Re: [PATCH v2] mm/slub: disable slab merging in the default configuration

From: David Rientjes
Date: Tue Jul 25 2023 - 19:26:03 EST


On Tue, 18 Jul 2023, Julian Pidancet wrote:

> Hi David,
>
> Many thanks for running all these tests. The amount of attention you've
> given this change is simply amazing. I wish I could have been able to
> assist you by doing more tests, but I've been lacking the necessary
> resources to do so.
>
> I'm as surprised as you are regarding the skylake regression. 20% is
> quite a large number, but perhaps it's less worrying than it looks given
> that benchmarks are usually very different from real-world workloads?
>

I'm not an expert on context_switch1_per_thread_ops so I can't infere
which workloads would be most affected by such a regression other than to
point out that -18% is quite substantial.

I'm still hoping to run some benchmarks with 64KB page sizes as Christoph
suggested, I should be able to do this with arm64.
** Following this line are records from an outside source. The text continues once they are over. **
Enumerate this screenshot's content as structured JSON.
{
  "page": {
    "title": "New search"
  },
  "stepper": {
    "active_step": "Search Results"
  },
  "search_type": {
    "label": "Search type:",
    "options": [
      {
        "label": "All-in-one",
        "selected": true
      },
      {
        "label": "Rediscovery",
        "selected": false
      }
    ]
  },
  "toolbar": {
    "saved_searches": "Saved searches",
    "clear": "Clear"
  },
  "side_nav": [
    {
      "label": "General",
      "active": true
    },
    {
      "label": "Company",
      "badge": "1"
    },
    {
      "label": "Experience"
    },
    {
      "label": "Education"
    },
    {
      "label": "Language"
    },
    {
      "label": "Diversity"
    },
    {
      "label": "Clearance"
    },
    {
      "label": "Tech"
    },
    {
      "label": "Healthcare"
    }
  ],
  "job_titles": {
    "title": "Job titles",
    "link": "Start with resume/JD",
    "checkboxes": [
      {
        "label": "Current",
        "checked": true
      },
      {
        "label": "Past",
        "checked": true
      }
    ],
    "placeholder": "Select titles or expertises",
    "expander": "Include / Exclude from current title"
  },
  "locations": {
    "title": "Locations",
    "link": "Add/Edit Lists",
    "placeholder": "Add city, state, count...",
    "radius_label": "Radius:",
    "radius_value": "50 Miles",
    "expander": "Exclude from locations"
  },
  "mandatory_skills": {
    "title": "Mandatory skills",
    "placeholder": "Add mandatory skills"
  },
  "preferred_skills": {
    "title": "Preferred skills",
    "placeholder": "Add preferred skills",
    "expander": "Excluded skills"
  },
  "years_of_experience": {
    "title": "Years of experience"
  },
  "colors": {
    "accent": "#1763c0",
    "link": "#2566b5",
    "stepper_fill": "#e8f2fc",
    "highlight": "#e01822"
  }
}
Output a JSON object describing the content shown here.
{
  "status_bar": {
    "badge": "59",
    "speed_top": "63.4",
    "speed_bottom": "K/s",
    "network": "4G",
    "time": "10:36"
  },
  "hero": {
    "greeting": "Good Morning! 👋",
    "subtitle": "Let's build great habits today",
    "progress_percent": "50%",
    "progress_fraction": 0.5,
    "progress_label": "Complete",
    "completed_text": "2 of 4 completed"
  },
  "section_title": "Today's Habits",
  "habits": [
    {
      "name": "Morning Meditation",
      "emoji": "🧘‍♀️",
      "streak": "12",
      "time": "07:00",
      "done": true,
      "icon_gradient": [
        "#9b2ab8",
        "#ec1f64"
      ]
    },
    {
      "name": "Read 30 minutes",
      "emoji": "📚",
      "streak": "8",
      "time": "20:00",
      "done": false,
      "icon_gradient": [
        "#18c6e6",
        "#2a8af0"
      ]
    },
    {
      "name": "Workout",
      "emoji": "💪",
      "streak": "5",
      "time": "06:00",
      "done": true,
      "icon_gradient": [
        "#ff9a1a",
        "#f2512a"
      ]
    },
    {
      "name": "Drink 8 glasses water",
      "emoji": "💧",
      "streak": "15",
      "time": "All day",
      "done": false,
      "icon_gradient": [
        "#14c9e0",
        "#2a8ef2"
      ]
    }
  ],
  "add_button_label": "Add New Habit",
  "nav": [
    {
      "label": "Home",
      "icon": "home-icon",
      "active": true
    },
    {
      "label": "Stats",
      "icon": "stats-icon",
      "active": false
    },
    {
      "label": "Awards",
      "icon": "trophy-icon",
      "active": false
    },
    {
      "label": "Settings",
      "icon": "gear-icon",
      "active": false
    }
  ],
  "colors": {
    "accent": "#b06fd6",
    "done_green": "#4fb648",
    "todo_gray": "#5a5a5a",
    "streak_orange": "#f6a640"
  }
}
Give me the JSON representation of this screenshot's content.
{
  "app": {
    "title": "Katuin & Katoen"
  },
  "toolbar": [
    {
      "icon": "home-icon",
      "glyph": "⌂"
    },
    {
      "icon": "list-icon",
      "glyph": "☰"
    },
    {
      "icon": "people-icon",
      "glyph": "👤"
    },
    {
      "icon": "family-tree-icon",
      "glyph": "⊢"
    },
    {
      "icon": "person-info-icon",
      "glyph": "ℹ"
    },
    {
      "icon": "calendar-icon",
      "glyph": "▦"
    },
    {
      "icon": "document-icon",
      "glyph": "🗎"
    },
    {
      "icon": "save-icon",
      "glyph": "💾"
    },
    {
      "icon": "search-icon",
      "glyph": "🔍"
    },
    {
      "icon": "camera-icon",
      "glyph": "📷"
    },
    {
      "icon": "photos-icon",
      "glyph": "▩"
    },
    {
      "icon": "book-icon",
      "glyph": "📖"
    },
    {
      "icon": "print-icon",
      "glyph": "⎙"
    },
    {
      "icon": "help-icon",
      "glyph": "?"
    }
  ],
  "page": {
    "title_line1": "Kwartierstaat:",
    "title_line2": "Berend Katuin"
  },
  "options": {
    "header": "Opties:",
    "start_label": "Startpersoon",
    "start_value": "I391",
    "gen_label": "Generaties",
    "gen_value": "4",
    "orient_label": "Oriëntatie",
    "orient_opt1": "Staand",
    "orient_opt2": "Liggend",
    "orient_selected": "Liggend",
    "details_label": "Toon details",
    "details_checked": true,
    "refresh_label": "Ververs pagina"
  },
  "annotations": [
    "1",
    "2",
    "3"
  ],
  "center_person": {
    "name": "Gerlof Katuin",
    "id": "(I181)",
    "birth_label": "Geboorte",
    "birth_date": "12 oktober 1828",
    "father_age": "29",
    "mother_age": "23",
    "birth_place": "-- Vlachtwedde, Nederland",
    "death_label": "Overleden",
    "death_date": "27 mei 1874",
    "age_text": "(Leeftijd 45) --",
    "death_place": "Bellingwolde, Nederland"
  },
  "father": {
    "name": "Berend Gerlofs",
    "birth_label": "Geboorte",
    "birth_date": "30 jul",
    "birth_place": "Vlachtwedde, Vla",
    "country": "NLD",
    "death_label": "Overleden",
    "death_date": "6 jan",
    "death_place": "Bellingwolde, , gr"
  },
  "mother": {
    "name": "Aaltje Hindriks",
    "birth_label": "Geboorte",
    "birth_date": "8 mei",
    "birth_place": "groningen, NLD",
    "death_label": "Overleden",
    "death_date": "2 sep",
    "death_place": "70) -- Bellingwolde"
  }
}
It's ceratinly good news that the overall memory footprint doesn't change
much with this change.

> As Kees Cook was suggesting in his own reply, have you given a thought
> about including this change in -next and see if there are regressions
> showing up in CI performance tests results?
>

I assume that anything we can run with CI performance tests can also be
run without merging into -next?

The performance degradation is substantial for a microbenchmark, I'd like
to complete the picture on other benchmarks and do a complete analysis
with 64KB page sizes since I think the concern Christoph mentions could be
quite real. We just don't have the data yet to make an informed
assessment of it. Certainly would welcome any help that others would like
to provide for running benchmarks with this change as well :P

Once we have a complete picture, we might also want to discuss what we are
hoping to achieve with such a change. I was very supportive of it prior
to the -18% benchmark result. But if most users are simply using whatever
their distro defaults to and other users may already be opting into this
either by the kernel command line or .config, it's hard to determine
exactly the set of users that would be affected by this change. Suddenly
causing a -18% regression overnight for this would be surprising for them.